The analysis showed the US produced the most emissions among rich nations. China was the biggest among other countries but it does not make data available. However, Gössling thinks its aviation footprint is probably only a fifth of that of the US.
On average, North Americans flew 50 times more kilometres than Africans in 2018, 10 times more than those in the Asia-Pacific region and 7.5 times more than Latin Americans. Europeans and those in the Middle East flew 25 times further than Africans and five times more than Asians.
The data also showed a large growth in international flights from 1990-2017, with numbers tripling from Australia and doubling from the UK.
The researchers estimated the cost of the climate damage caused by aviation’s emissions at $100bn in 2018. The absence of payments to cover this damage “represents a major subsidy to the most affluent”, the researchers said. “This highlights the need to scrutinise the sector, and in particular the super emitters.”
The figure for the social cost of carbon emissions was actually a bit conservative, Rutherford said.
A levy on frequent fliers is one proposal to discourage flights. “Somebody will need to pay to decarbonise flight – why shouldn’t it be frequent flyers?” Rutherford said. But Gössling was less enthusiastic, pointing out that frequent flyers were usually very wealthy, meaning higher ticket prices may not deter them.
“Perhaps a more productive way is to ask airlines to increase the share of [low carbon] synthetic fuels mix every year up to 100% by 2050,” Gössling said.

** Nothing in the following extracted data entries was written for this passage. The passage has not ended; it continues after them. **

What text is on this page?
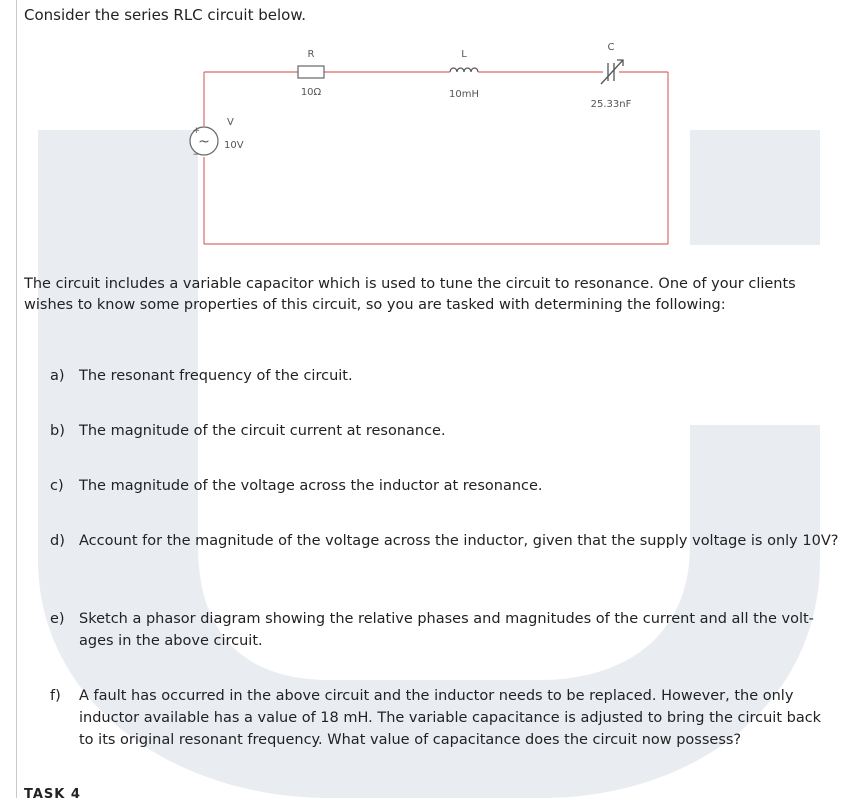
Consider the series RLC circuit below.

~
+
−
V
10V
R
10Ω
L
10mH
C
25.33nF

The circuit includes a variable capacitor which is used to tune the circuit to resonance. One of your clients wishes to know some properties of this circuit, so you are tasked with determining the following:

a) The resonant frequency of the circuit.
b) The magnitude of the circuit current at resonance.
c)	The magnitude of the voltage across the inductor at resonance.
d) Account for the magnitude of the voltage across the inductor, given that the supply voltage is only 10V?
e) Sketch a phasor diagram showing the relative phases and magnitudes of the current and all the volt-ages in the above circuit.
f)	A fault has occurred in the above circuit and the inductor needs to be replaced. However, the only inductor available has a value of 18 mH. The variable capacitance is adjusted to bring the circuit back to its original resonant frequency. What value of capacitance does the circuit now possess?
TASK 4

A mandate for sustainable aviation fuel starting in 2025 is backed by some in the industry.
A spokesman for the International Air Transport Association (Iata), which represents the world’s airlines, said: “The charge of elitism may have had some foundation in the 1950s and 1960s. But today air travel is a necessity for millions.”
He said the airline industry paid $94bn in direct taxes, such as income tax in 2019 and $42bn in indirect taxes such as VAT.
“We remain committed to our environmental goals,” the Iata spokesman said. “This year – in the teeth of the greatest crisis ever facing our industry – airlines agreed to explore pathways to how we could move to net zero emissions by around 2060.”
A key pillar of the industry’s plans is the carbon offsetting and reduction scheme for international aviation, produced by the UN’s air transport body. But this was heavily criticised in June when revisions were seen as watering down an already weak scheme, with experts estimating that airlines would not have to offset any emissions until 2024. “I think they have a zero interest in climate change,” Gössling said.
Other research by Gössling found that half of leisure flights were not considered important by the traveller. “A lot of travel is going on just because it’s cheap.”
He stopped flying for holidays in 1995 and more recently stopped going to academic conferences and taking long-haul flights. “I’m not saying I’ll never fly again. But if I can avoid it, I really, really try,” Gössling said.